Dear Mr. Green:
Perhaps you have noticed the ubiquity of fast-food restaurants and online shopping in contemporary America. I attribute the ever-increasing popularity of such business to their undeniable and unbeatable convenience.
I was thinking these things while waiting in the checkout line during my most recent visit to your Hobby Lobby store here in Lafayette.
I am a former online craft shopper. For the past 5 years, I have bought all of my art supplies (ranging from epoxy resin, to frames, to watercolors, to plaster, to paper, etc.) from DickBlick.com. Recently, however, I have ventured into our local Hobby Lobby quite a few times. Although your stores are more expensive than online competitors, I have enjoyed strolling through the aisles physically, as opposed to my past web-surfing searches for supplies. There is something about being amidst all of these potentials for creativity.
However, as I mentioned above, modern America has become accustomed to fast, convenient, and quality service. I, being a Generation-X American, have also grown to expect that businesses should notice flaws in their design, and should sustain a certain level of customer satisfaction. They should monitor store regularities, and design their business strategies around them. They should foresee potential dissatisfactions. Furthermore, they should pursue solutions before these problems arise. At a recent lecture, a professor reiterated a statement he had heard from an incredibly successful Japanese businessman: “Problem solvers are easy to find. But problem finders, that’s who you need around when you’re running a business.”
From what I understand, Mr. Green, you, not unlike the aforementioned Japanese businessman, are quite sharp and successful.
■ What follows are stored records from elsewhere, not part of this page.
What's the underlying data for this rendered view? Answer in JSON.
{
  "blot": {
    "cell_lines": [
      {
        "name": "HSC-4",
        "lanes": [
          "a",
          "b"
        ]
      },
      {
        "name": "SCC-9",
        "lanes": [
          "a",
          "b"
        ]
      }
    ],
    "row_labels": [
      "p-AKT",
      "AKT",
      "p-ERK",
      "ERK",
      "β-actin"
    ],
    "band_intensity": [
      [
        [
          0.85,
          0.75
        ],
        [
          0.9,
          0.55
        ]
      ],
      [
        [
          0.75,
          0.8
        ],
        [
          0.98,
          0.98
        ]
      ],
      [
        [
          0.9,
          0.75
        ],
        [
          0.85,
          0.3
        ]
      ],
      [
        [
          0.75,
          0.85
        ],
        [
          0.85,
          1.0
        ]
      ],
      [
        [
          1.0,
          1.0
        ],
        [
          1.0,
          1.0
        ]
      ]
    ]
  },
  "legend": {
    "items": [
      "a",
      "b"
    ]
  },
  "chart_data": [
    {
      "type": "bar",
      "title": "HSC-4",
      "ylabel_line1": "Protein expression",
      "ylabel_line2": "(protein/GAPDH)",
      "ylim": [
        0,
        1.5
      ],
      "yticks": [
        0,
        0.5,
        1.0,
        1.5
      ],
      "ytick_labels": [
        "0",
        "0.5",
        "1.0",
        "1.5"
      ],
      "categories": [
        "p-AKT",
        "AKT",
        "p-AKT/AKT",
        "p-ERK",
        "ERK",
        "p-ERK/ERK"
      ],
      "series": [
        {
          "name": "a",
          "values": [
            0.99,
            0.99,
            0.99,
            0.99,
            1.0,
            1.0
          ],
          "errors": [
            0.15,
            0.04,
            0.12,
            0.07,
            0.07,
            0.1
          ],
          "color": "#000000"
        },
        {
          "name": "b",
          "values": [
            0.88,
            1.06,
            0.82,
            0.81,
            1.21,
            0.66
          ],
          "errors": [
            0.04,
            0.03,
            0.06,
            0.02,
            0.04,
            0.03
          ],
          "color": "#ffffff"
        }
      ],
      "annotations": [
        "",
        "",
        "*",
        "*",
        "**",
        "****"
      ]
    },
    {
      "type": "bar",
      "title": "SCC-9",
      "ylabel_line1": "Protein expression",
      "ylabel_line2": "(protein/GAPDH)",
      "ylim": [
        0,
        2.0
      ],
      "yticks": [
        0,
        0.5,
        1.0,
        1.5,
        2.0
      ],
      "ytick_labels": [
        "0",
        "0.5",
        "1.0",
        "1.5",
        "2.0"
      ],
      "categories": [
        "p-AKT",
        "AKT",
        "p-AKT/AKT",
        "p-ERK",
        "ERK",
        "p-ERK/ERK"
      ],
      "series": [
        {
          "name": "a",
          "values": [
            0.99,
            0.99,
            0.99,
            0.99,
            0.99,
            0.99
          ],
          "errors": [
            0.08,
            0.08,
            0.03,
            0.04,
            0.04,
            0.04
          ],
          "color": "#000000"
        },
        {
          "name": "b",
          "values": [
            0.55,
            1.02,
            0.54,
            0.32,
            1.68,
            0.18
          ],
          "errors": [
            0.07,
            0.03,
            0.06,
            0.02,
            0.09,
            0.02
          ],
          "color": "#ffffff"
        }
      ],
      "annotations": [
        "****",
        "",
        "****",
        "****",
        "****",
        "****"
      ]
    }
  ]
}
I am also aware of the fact that you even wrote a book about how to be successful in business. I learned this while I was waiting in the checkout aisle at your store.
I haven’t read your book, but I doubt that it mentions cutting down on cost by understaffing stores. It seems to me that if you’d bother to take up the construction space to have 12 registers, that you would have cashiers at more than two of them. Likewise, if you were going to have an entire department set aside for framing, there may be at least three or four employees working in that area (or at least more than what appears to me to be one employee). However, I must also mention here that I have always had impeccable service in the fabrics department, and have never ventured to have a fake flower arrangement. So I am not at liberty to offer complaints about those areas of service. It is also worth mentioning that the staff that I have interacted with have always, in all departments of the store, been incredibly helpful and pleasant. I have no qualms about the quality of the employees. Perhaps it makes it even worse that such nice people are having such overwhelming responsibilities due to the understaffing.
These things went through my mind as I waited in the Hobby Lobby checkout line during my latest visit.
I watched the cashier scan and wrap each of the items from a customer’s two carts full of glass products. I noticed that the registers at Hobby Lobby are far more archaic than any others I have seen in the past two decades. Perhaps if the registers were a bit more modern, they would be able to store the time and date of each transaction. Perhaps, then, the regional management could monitor these transactions. As I waited in line, I thought, “Then maybe they would have noticed that there are always back-to-back customers at these times. Maybe they would have noticed that it might be much more convenient to open up those other nine registers in this store, and maybe I wouldn’t have been standing here with all of these things in my hands, waiting for at least 45 minutes to be on my way…”
Then, another thought occurred to me. As much as I needed to be on my way, and as much of a hindrance the customers ahead of me were being with all of their vases and plates and trays, I couldn’t blame them for taking so long to check out. Indeed, every time I have ever been to Hobby Lobby, I have had to wait in line for at least 30 minutes. Certainly, this must be an integral Hobby Lobby problem. I glanced around me. There were at least seven customers behind me. In the other (now two) aisles, there were at least ten or fifteen people in each of them. And one of those lanes was for customer service and returns. Instead of getting angry or becoming increasingly frustrated, I began to recount my thoughts that I had had while waiting in the checkout line.
I then constructed this entire letter. To recount: there, in your store, I had all of these thoughts. Then, I re-thought them. Then, I composed a mental letter. Then, I waited in line another ten minutes.
When I got to the cashier, she apologized because she had needed to wrap all of the glass items. I told her that it really didn’t make any difference to me, because it is always like that when I shop at Hobby Lobby. She and the seven or so customers behind me agreed. You almost always have to wait forever to checkout at Hobby Lobby. No quick trips to pick up some Elmer’s. It may be faster to revert back to DickBlick. If I had said it loud enough, I’m sure that the long, winding line of customers at the two other aisles would have also nodded in agreement.
This brings me to my final observation that I would like to share with you. Many of your customers are elderly. Elderly people often have trouble and discomfort standing for such long periods of time. If you don’t change this policy for me or at the threat of loss of business, please do it for that little old lady who just wants to knit her granddaughter a blanket.